On 25 February 2014, three light aircraft breached the airborne separation minima during their final approaches to Groningen Airport Eelde (GAE). LVNL has reported this incident to the Dutch Safety Board and is conducting its own investigation.
LVNL’s primary safety task is to maintain the separation of aircraft from one another, and also from vehicles and other obstacles when on the ground. Air traffic controllers internally report any incidents falling within our area of responsibility, with the aim of learning lessons from them and so reducing the chance that similar occurrences will take place again in the future. All reported incidents are investigated by LVNL, as part of our ongoing commitment to improving safety.

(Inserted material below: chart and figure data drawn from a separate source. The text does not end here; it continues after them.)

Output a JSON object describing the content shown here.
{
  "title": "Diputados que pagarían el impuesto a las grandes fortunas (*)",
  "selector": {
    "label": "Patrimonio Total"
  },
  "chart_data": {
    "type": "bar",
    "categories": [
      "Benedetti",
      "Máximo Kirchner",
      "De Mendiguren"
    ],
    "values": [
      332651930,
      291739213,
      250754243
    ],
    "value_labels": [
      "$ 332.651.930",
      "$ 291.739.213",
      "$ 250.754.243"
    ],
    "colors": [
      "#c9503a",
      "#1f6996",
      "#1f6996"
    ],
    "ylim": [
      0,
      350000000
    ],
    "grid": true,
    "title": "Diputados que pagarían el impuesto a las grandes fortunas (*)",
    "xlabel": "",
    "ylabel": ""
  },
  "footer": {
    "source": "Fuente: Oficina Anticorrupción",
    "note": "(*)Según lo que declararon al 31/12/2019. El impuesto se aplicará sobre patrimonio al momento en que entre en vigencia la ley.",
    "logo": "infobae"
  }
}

Tuesday 25 February 2014 saw a high volume of training traffic at and around GAE, practising take-off and approach procedures. At one point three training flights (a Trinidad TB20, a Cessna C303 and a Cessna C172) all wished to practise approaches in the vicinity of the airfield. As the first two began their final approaches, there was a loss of separation. The air traffic controller identified this situation and, in order to rectify it, gave the second approaching aircraft additional instructions concerning its course. However, this reduced the separation between the second and third aircraft. In response, the air traffic controller therefore ordered the third one to abandon its approach so as to widen the distance between the flights. All three aircraft landed safely.
Loss of separation
The horizontal or vertical distance between aircraft in flight is referred to as their “separation”. Separation minima have been established to maintain air traffic safety, whilst at the same time making optimum use of airspace. Air traffic control is responsible for maintaining these minimum distances between aircraft in its control zone. When two aircraft come closer to one another than the minima allow, the situation is known as a “loss of separation”.
The criteria for separation minima have been designed in such a way that they allow enough time to correct the situation before it presents a serious danger. An air traffic controller faced with a loss of separation must undertake a number of steps in a very short time.
- Detect the loss of separation;
- Identify an effective solution;
- Communicate that solution to the pilot(s) concerned, in the form of instructions regarding their altitude, bearing and speed;
- Ensure that the pilot(s) follow these instructions in order that safe separation is restored as quickly as possible.
LVNL has completed its investigation into the loss of separation between three light aircraft at Groningen Airport Eelde (GAE). Below is a summary of the incident, with an illustrative infographic.
Tuesday 25 February 2014 saw a high volume of training traffic at and around GAE, practising take-off and approach procedures. Visibility was good. A Socata TB20 Trinidad (TB20) wishing to practise a VOR/DME (VHF omnidirectional radio range/distance measuring equipment) approach from the east was cleared to do so at Beacon SO. A Cessna C303 coming from the north then requested permission to make an ILS (instrument landing system) approach. Finally, a third training flight, a Cessna C172, contacted air traffic control (ATC).
The first aircraft, the TB20, received course instructions to begin its approach. As the TB20 was passing Beacon SO, the C303 was given course instructions intended to position it 3 nautical miles (nm) – the minimum radar separation – behind the TB20. At this point the C172 had just been instructed to fly to Beacon SO, from where it could start its own ILS approach.
However, ATC had failed to appreciate that the TB20 was flying a VOR/DME rather than an ILS approach. As a result, this aircraft turned into its final approach path some 700 metres northwest of the point at which ATC had expected it to do so. This reduced the separation between it and the C303 to just 1.9 nm. The controller immediately instructed the C303 to change course to restore its separation from the TB20, but that in turn resulted in the separation between the C303 and the C172 falling to 2.4 nm. At this point ATC asked the pilot of the C172 if he could see the C303 in front of him. Because the answer to that question was negative, ATC instructed the C172 to abandon its approach. It subsequently received new ILS approach instructions. All three flights continued without further incident and landed safely.